El método de su vida era llevar las cosas en un escrupuloso orden, desde el momento en que se levantaba y tenía en la cabeza la lista de la compra, pasando por la colocación de sus facturas y vestuario, hasta el instante de meterse en la cama y seleccionar uno de sus vinilos para que la acompañara en ese viaje hacia el sueño, en ese vacío por llenar, y que nadie supo sustituir desde que él se fue, o se fueron, o decidieron mutuamente irse antes de que sus cuerpos se secaran.
Pero ese orden se vino muy abajo en el preludio de los sofocantes calores del verano, de inhalar aquel aire viciado de los tubos de escape de los coches y el asfalto ardiendo bajo sus ruedas, con la llegada en marzo de Toni por trabajo a la ciudad, y querer verla, y recordarle otros tiempos y otras vidas, y su cara mucho más mayor y cansada (había envejecido, tenía una sombra de severidad en el rostro y sus ojos rebosaban seguridad en sí mismo) volvía a recordarle lo que un día de despedida fueron: una declaración de intenciones hacia la derrota, de vida negada por inercia, por sobrevivir al dolor.
Como si en esos treinta años el tiempo no hubiera existido más que para los dos, y la madurez les hubiera enseñado a ser pacientes en el empeño de olvidar o de esperar, aunque las navidades se sucedían unas detrás de otras, volando impersonales, y las hojas del calendario fueras arrastradas, suprimidas, sin darse cuenta; y así justo antes del verano, en una jornada pegajosa, Montse se echó sobre su cama, apoyada la cara en el cobertor que cubre la almohada, y partió la tarde en un intenso llanto, sin explicación, sin detenerse, lloró ininterrumpidamente hasta bien entrada la noche, de forma lineal, con disciplina marcial, hasta quedarse dormida, exhausta y aliviada.

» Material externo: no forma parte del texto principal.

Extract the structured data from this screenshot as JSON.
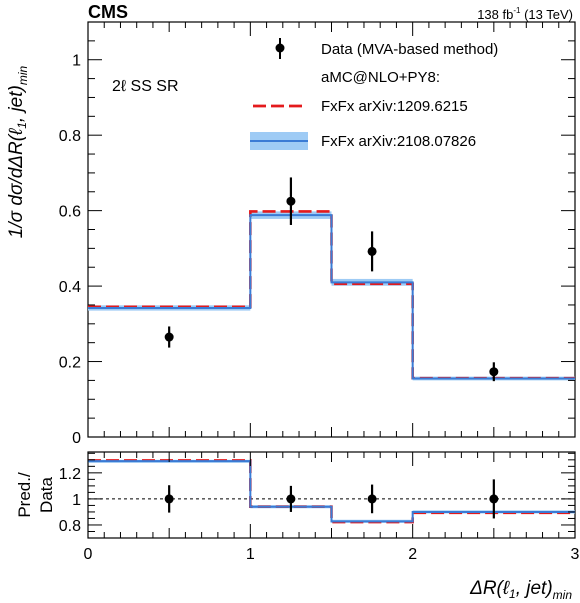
{
  "header": {
    "experiment": "CMS",
    "lumi_value": "138 fb",
    "lumi_exp": "-1",
    "energy": " (13 TeV)"
  },
  "region_label": "2ℓ SS SR",
  "legend": {
    "data_label": "Data (MVA-based method)",
    "group_label": "aMC@NLO+PY8:",
    "fxfx1_label": "FxFx arXiv:1209.6215",
    "fxfx2_label": "FxFx arXiv:2108.07826"
  },
  "colors": {
    "fxfx1": "#e41a1c",
    "fxfx2_line": "#3a7bd5",
    "fxfx2_band": "#9ecbf5",
    "data": "#000000"
  },
  "chart_data": [
    {
      "type": "line",
      "panel": "main",
      "step": true,
      "bin_edges": [
        0,
        1,
        1.5,
        2,
        3
      ],
      "ylabel": "1/σ dσ/dΔR(ℓ 1, jet)min",
      "xlim": [
        0,
        3
      ],
      "ylim": [
        0,
        1.1
      ],
      "yticks": [
        0,
        0.2,
        0.4,
        0.6,
        0.8,
        1
      ],
      "ytick_labels": [
        "0",
        "0.2",
        "0.4",
        "0.6",
        "0.8",
        "1"
      ],
      "series": [
        {
          "name": "FxFx arXiv:1209.6215",
          "style": "dashed-red",
          "values": [
            0.345,
            0.598,
            0.406,
            0.156
          ]
        },
        {
          "name": "FxFx arXiv:2108.07826",
          "style": "solid-blue-band",
          "values": [
            0.342,
            0.588,
            0.41,
            0.155
          ],
          "band": [
            0.007,
            0.01,
            0.009,
            0.005
          ]
        },
        {
          "name": "Data (MVA-based method)",
          "style": "points",
          "x": [
            0.5,
            1.25,
            1.75,
            2.5
          ],
          "y": [
            0.265,
            0.625,
            0.492,
            0.173
          ],
          "yerr": [
            0.028,
            0.063,
            0.053,
            0.025
          ]
        }
      ]
    },
    {
      "type": "line",
      "panel": "ratio",
      "step": true,
      "bin_edges": [
        0,
        1,
        1.5,
        2,
        3
      ],
      "xlabel": "ΔR(ℓ 1, jet)min",
      "ylabel": "Pred./ Data",
      "xlim": [
        0,
        3
      ],
      "ylim": [
        0.7,
        1.36
      ],
      "xticks": [
        0,
        1,
        2,
        3
      ],
      "xtick_labels": [
        "0",
        "1",
        "2",
        "3"
      ],
      "yticks": [
        0.8,
        1,
        1.2
      ],
      "ytick_labels": [
        "0.8",
        "1",
        "1.2"
      ],
      "reference_line": 1,
      "series": [
        {
          "name": "FxFx arXiv:1209.6215",
          "style": "dashed-red",
          "values": [
            1.295,
            0.94,
            0.822,
            0.893
          ]
        },
        {
          "name": "FxFx arXiv:2108.07826",
          "style": "solid-blue-band",
          "values": [
            1.29,
            0.94,
            0.828,
            0.9
          ],
          "band": [
            0.01,
            0.012,
            0.012,
            0.012
          ]
        },
        {
          "name": "Data (MVA-based method)",
          "style": "points",
          "x": [
            0.5,
            1.25,
            1.75,
            2.5
          ],
          "y": [
            1,
            1,
            1,
            1
          ],
          "yerr": [
            0.105,
            0.1,
            0.11,
            0.15
          ]
        }
      ]
    }
  ]
}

Aferrarse a la vida como algo que está más allá de los caprichos del amor, era lo que reclamaba ante el empuje insistente de Toni, los recuerdos maravillosos o el último tren que pasaba en el terreno sentimental; y dejarlo irse, simplemente para preservar el recuerdo, para no contaminarlo con lo que no querían, lo que únicamente necesitaban.
— ¿Qué te pasa? —le decía—. Pasó mucho tiempo desde que teníamos la juventud recién estrenada, pero ahora soy un hombre nuevo, mas asentado, más estable, y ambos queremos poder pasar la madurez, los últimos años, juntos. ¿No puedes comprenderlo?
Lo comprendía, y ése era el problema.

1 comentario:

Alba Teresa Porta Garcia dijo...

No sabría decir qué saco en claro de este relato. Como con todos los demás, me revive vivencias del pasado y vuelve nítidos temores y traumas infantiles. No podría ser objetiva. Buen escritor.